Sky News
Piping Hot Tea Can Give You Cancer: Study
Researchers found drinking tea with a temperature above 70C inceased the risk of oesophageal cancer eight-fold.
But if you let your cuppa cool for five minutes it should be safe to drink, experts have said.
The cancer warning was issued after a study in Northern Iran where tea is often drunk piping hot.
Golestan Province has one of the highest rates of throat cancer in the world despite its residents not smoking much and drinking little alcohol.
Researchers studied the tea drinking habits of 300 people diagnosed with the cancer and a group of 571 healthy people from the same area.
Nearly all drank black tea regularly, consuming more than a litre a day on average.

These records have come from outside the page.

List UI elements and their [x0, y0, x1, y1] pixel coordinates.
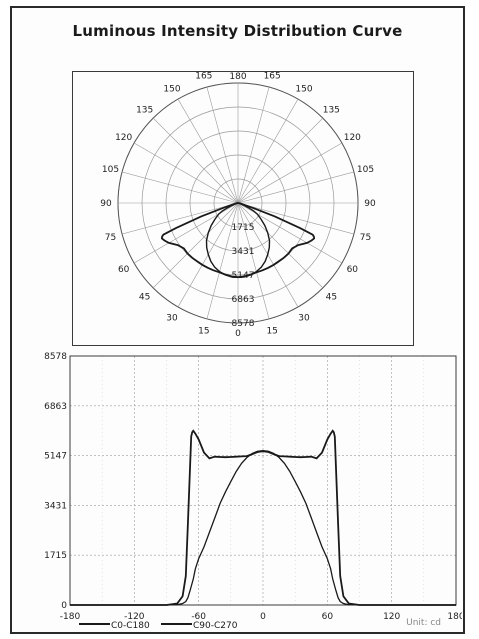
chart-sheet: Luminous Intensity Distribution Curve 18… [10, 6, 465, 634]
polar-angle-label: 15 [198, 327, 209, 337]
polar-spoke [152, 117, 239, 204]
polar-frame [72, 71, 414, 346]
polar-spoke [237, 98, 299, 204]
polar-radial-label: 1715 [232, 223, 255, 233]
polar-angle-label: 60 [118, 265, 130, 275]
y-tick-label: 1715 [44, 551, 67, 561]
polar-angle-label: 90 [364, 199, 376, 209]
polar-radial-label: 6863 [232, 295, 255, 305]
polar-angle-label: 180 [229, 72, 246, 82]
x-tick-label: 120 [383, 612, 400, 622]
y-tick-label: 6863 [44, 402, 67, 412]
polar-spoke [237, 117, 324, 204]
polar-spoke [177, 98, 239, 204]
unit-label: Unit: cd [406, 618, 441, 628]
polar-angle-label: 75 [105, 233, 116, 243]
x-tick-label: 180 [447, 612, 462, 622]
polar-spoke [122, 202, 239, 235]
y-tick-label: 5147 [44, 452, 67, 462]
polar-angle-label: 30 [166, 313, 178, 323]
y-tick-label: 0 [61, 601, 67, 611]
chart-title: Luminous Intensity Distribution Curve [72, 22, 403, 40]
polar-series-c90-c270 [205, 202, 271, 279]
plot-frame [69, 355, 457, 606]
y-tick-label: 3431 [44, 501, 67, 511]
polar-angle-label: 60 [347, 265, 359, 275]
x-tick-label: 0 [260, 612, 266, 622]
polar-curves [160, 202, 316, 279]
polar-angle-label: 150 [163, 85, 180, 95]
x-tick-label: -60 [191, 612, 206, 622]
polar-angle-label: 150 [295, 85, 312, 95]
cartesian-chart: -180 -120 -60 0 60 120 180 0 1715 3431 5147 6863 857… [44, 352, 462, 631]
polar-spoke [152, 202, 239, 289]
polar-angle-label: 45 [139, 292, 150, 302]
line-series-c90-c270 [70, 449, 456, 606]
polar-spoke [206, 202, 239, 319]
polar-angle-label: 45 [326, 292, 337, 302]
polar-spoke [206, 87, 239, 204]
polar-angle-label: 30 [298, 313, 310, 323]
chart-legend: C0-C180 C90-C270 [79, 621, 238, 631]
y-tick-label: 8578 [44, 352, 67, 362]
polar-radial-label: 8578 [232, 319, 255, 329]
polar-spoke [237, 87, 270, 204]
polar-spoke [237, 142, 343, 204]
polar-angle-label: 0 [235, 329, 241, 339]
polar-spoke [237, 202, 354, 235]
polar-radial-label: 3431 [232, 247, 255, 257]
polar-angle-label: 165 [195, 71, 212, 81]
polar-angle-label: 105 [357, 165, 374, 175]
x-tick-label: -120 [124, 612, 145, 622]
legend-label-c0: C0-C180 [111, 621, 150, 631]
polar-angle-label: 120 [344, 133, 361, 143]
polar-angle-label: 90 [100, 199, 112, 209]
polar-spoke [237, 202, 324, 289]
polar-angle-label: 135 [136, 106, 153, 116]
polar-spoke [237, 202, 270, 319]
legend-label-c90: C90-C270 [193, 621, 238, 631]
x-tick-label: -180 [60, 612, 81, 622]
polar-angle-label: 165 [264, 71, 281, 81]
polar-spoke [237, 171, 354, 204]
cartesian-grid [69, 355, 457, 606]
polar-angle-label: 120 [115, 133, 132, 143]
polar-angle-label: 75 [360, 233, 371, 243]
polar-angle-label: 15 [266, 327, 277, 337]
polar-spoke [133, 202, 239, 264]
cartesian-labels: -180 -120 -60 0 60 120 180 0 1715 3431 5147 6863 857… [44, 352, 462, 622]
polar-angle-label: 135 [323, 106, 340, 116]
polar-angle-label: 105 [102, 165, 119, 175]
cartesian-curves [70, 429, 456, 606]
polar-spoke [122, 171, 239, 204]
x-tick-label: 60 [322, 612, 334, 622]
polar-spoke [133, 142, 239, 204]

What emerged was that people who drank tea at higher temperatures were far more likely to get oesophageal cancer.
The study - published in the British Medical Journal - found no link between the amount of tea drunk and the cancer risk.
David Whiteman from the Queensland Institute of Medical Research said there is no cause for alarm.
"These findings should not reduce public enthusiasm for the time honoured ritual of drinking tea," he said.
"Rather, we should follow the advice of Mrs Beeton, who prescribes a five to 10 minute interval between making and pouring tea.
"By this time the tea will be sufficiently flavoursome and unlikely to cause thermal injury."